The snap election, eight months after a street revolt overthrew Moscow-backed president Viktor Yanukovych, is expected to result in a legislature filled with reformers and nationalists backing President Petro Poroshenko's drive to bring Ukraine closer to the West.
However, Poroshenko's party is unlikely to win a straight majority, meaning he may have to seek a coalition with more radical nationalists suspicious of his attempts to negotiate peace with pro-Russian rebels controlling a swathe of the country's industrial east.
The trauma of some 3,700 deaths in the fighting, and Russia's annexation of the southern Crimean region, set a grim backdrop to an election originally intended as a finishing touch to the pro-democracy revolution.
As a result, the previously peaceful divide between the mostly Russian-speaking and Russia-leaning east and the more Ukrainian-speaking west has become a deadly faultline threatening the entire country's future.
As a result of the turmoil, 27 seats in parliament from the conflict areas will remain empty, election officials say.
Of Ukraine's 36.5 million voters, about 1.8 million live in Russian-controlled Crimea and three million more in separatist-controlled areas of Lugansk and Donetsk provinces - all of them effectively excluded from the election.
Insurgent leaders, who are not allowing polling stations to open in their areas, have announced their own leadership vote, which Kiev does not recognise, on November 2.
A Moscow-backed truce signed by Kiev and the separatists on September 5 has calmed the worst fighting, although there are daily violations around the largest rebel-held city Donetsk.
Ukraine's president visits conflict zone: presidency
Ukrainian President Petro Poroshenko made a surprise election day visit Sunday to the east of the country where troops are fighting against a pro-Russian insurgency.
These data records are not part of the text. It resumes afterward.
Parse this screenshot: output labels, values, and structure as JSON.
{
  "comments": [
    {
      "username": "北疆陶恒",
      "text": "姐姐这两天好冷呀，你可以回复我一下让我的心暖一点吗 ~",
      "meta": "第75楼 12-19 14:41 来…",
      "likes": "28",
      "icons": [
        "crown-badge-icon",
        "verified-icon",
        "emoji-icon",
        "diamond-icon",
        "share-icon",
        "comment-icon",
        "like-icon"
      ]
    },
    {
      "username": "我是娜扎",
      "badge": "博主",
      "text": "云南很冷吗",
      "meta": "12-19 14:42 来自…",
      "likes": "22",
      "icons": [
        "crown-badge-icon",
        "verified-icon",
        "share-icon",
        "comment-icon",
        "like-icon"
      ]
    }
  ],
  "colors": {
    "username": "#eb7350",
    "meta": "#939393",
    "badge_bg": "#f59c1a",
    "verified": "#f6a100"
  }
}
"I arrived in Donbass," Poroshenko said on his official Twitter account, referring to the conflict region. An accompanying photograph showed him dressed in a camouflage uniform and gazing out of the open door of a helicopter.
There was no information about where exactly the president stopped in the region, only part of which is held by rebels.
The visit came as Ukrainians began voting in a parliamentary election expected to back Poroshenko's pro-Western reforms and test popular support for his plan to negotiate with the insurgents.
The presidency's press office said Poroshenko would return to the capital Kiev to cast his ballot by midday (1000 GMT).